Exploring the Potential of Diversified Traditional Food Systems to
Contribute to a Healthy Diet
The developments in India illustrate the sustained takeover of food systems and the biological and cultural diversity embedded therein, by agribusiness and technology centric policies (including fortification and genetic modification). We the adivasi, dalit, and small and marginal farming communities from Telangana and Andhra Pradesh reject all industrial technical fixes such as Golden Rice, being aggressively pushed by our governments and global policies, as solutions to chronic nutritional deficiencies prevailing amongst communities. Our traditional nutritionally rich, diverse and comprehensive food systems, are the only long term sustainable answer for micro-nutrient deficiencies. As we continue to defend and assert these food systems we demand that all national and global policies, are in line with our assertion. These technological fixes, stand poised to further erode and displace our knowledge, practice, traditional seeds and diverse agro-ecological food cultures.
This report Exploring the Potential of Diversified Traditional Food Systems to Contribute to a Healthy Diet (download Report ) authored by members of the Food Sovereignty Alliance (FSA), India along with the Catholic Health Association of India (CHAI), is an in-depth analysis of traditional diets of marginal farmers, landless and agro-pastoralists from adivasi dalit, backward castes and muslim communities, spread across six villages from Sangareddy district, Telangana and Chittoor, East Godavari and Srikakulam districts of Andhra Pradesh.
The enquiry into our traditional food systems provided clear evidence of the following:
- We, the adivasi, dalit, small and marginal farming communities continue to be a rich repository of knowledge, resilient food systems (production, storage, nutritional and medicinal properties) built on collective resource governance, biodiversity and agro-ecological practices.
- Our food systems are nutritionally diverse and rich in nutrients. For e.g., over 80 to 100 different kinds of seasonal, wild, cultivated and uncultivated foods form a part of the regular diet, especially in adivasi and dalit communities. These continue to be strongly embedded in the local ecological and cultural context. Nutritional analyses of these diets shows that the foods can meet and counter malnutrition including micro-nutrient malnutrition such as Vitamin A Deficiency (VAD).
- Our traditional food systems have been eroded over time, by historical and growing inequalities in landownership and resource rights, technical fixes and industrial agriculture and we continue to reject the introduction of fortified foods and other similar technical fixes (e.g., genetically engineered fortified rice – Golden Rice) that will alter our diets and agricultural practices.

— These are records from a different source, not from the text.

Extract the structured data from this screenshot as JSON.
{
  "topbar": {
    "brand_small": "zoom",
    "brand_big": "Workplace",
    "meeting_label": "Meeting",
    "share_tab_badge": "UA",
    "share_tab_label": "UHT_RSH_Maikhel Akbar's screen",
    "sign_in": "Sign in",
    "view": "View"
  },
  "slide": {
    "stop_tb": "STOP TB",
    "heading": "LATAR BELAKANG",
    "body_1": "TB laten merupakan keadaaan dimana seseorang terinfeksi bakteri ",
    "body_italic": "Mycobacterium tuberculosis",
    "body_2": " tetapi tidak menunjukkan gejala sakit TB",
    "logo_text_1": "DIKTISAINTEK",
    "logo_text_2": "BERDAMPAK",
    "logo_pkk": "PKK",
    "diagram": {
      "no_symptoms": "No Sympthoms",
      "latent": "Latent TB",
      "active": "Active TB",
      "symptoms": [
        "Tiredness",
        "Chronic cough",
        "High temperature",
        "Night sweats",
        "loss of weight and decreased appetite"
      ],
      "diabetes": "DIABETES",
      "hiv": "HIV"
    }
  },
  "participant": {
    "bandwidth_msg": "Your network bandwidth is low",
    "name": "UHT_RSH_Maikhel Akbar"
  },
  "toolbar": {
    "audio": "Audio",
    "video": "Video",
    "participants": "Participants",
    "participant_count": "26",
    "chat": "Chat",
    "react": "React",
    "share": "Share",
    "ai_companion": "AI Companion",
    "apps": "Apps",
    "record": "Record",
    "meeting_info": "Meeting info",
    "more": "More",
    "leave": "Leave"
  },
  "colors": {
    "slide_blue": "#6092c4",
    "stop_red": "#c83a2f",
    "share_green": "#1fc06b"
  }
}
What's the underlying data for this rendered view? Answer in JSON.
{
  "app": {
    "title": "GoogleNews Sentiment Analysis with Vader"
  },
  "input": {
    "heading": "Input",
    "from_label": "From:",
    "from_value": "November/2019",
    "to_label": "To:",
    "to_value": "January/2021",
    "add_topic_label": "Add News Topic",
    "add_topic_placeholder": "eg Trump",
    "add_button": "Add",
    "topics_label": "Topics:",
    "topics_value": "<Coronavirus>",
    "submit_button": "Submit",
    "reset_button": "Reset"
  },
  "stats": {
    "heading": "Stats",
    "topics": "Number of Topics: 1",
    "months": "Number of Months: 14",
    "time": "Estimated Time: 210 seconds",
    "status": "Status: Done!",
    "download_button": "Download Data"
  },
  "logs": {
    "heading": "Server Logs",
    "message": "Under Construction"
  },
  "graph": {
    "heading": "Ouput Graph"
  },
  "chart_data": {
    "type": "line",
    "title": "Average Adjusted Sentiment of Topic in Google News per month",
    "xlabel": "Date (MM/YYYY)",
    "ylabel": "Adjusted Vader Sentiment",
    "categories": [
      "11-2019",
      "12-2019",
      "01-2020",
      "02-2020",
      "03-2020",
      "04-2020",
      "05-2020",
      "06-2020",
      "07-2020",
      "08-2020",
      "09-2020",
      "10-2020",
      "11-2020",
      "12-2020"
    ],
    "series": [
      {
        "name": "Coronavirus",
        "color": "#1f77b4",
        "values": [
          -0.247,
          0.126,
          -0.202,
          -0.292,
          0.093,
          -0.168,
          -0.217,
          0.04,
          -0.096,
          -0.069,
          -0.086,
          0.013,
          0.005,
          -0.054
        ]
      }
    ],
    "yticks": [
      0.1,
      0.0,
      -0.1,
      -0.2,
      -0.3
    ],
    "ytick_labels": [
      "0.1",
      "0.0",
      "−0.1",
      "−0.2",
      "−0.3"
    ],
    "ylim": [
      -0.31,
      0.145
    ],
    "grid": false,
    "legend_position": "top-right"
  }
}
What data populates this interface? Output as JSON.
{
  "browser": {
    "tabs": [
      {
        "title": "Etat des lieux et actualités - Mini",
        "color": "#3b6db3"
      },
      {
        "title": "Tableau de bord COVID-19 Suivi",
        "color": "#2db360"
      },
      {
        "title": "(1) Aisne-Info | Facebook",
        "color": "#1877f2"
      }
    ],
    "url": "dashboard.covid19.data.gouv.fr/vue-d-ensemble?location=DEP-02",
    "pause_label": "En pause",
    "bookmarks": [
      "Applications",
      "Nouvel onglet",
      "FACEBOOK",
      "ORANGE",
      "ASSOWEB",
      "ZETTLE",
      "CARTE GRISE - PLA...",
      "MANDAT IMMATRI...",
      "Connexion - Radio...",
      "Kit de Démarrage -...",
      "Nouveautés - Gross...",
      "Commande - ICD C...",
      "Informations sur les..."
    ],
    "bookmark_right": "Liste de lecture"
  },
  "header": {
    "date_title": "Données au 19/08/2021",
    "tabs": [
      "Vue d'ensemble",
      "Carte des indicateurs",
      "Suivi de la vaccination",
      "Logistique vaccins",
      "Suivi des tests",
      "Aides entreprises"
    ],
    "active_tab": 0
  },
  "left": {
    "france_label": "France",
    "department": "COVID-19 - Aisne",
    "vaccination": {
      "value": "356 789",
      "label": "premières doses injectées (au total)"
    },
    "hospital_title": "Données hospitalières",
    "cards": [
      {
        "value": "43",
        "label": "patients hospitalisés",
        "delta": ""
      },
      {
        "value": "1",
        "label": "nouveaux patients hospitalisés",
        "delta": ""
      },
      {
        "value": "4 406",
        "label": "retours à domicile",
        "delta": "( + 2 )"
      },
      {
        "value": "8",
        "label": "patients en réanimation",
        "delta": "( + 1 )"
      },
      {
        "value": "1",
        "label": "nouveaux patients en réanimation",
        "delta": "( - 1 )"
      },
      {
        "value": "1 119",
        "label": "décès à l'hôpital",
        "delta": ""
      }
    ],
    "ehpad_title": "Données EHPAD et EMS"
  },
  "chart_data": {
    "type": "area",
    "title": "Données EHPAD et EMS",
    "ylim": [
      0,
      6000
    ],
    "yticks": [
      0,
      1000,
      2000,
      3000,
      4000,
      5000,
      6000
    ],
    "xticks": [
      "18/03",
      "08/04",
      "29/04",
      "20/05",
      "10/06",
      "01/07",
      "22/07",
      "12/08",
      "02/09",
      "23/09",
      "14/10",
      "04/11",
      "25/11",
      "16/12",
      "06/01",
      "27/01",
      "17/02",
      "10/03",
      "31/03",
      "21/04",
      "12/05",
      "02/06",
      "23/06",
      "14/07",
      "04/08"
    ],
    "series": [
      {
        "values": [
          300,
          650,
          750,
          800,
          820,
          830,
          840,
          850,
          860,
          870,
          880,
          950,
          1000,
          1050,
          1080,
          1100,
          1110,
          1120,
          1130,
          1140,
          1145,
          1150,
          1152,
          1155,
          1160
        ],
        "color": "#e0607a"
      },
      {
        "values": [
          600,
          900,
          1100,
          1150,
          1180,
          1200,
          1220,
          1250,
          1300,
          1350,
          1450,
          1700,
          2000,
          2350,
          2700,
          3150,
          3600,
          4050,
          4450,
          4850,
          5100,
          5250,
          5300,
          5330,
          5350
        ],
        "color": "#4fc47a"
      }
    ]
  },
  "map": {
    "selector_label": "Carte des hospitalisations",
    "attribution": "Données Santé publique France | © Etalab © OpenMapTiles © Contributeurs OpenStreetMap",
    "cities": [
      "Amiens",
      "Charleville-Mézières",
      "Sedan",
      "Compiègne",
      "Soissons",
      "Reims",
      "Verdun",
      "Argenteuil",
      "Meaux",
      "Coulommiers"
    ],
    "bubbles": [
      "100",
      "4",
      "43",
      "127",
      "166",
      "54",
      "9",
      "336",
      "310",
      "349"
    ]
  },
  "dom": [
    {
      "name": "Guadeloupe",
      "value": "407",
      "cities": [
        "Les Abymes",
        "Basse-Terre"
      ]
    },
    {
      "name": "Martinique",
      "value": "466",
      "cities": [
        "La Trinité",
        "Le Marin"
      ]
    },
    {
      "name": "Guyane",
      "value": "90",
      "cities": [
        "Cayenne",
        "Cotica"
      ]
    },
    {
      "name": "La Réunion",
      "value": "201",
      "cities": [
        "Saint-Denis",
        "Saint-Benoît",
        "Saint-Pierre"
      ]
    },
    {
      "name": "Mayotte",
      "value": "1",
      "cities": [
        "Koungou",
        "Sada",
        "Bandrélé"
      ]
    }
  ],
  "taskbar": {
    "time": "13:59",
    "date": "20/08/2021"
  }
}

- Land, water and forest rights are seriously under threat. In many villages, incomplete land reforms and skewed distribution of land remains an unfinished agenda. The vulnerabilities posed by landlessness, destruction of the commons, climate change and privatisation of commons will only serve to deepen the malnutrition and food crisis.
- Our lived experience and knowledge is an integral part of lives and livelihoods and equips us with the ability to adapt to ecological and economic uncertainties, and build our socio-ecological resilience particularly in the context of climate change.
We propose to continue to nurture and strengthen holistic socio-ecological systems of food and agriculture and demand that any external policies and measures support this process.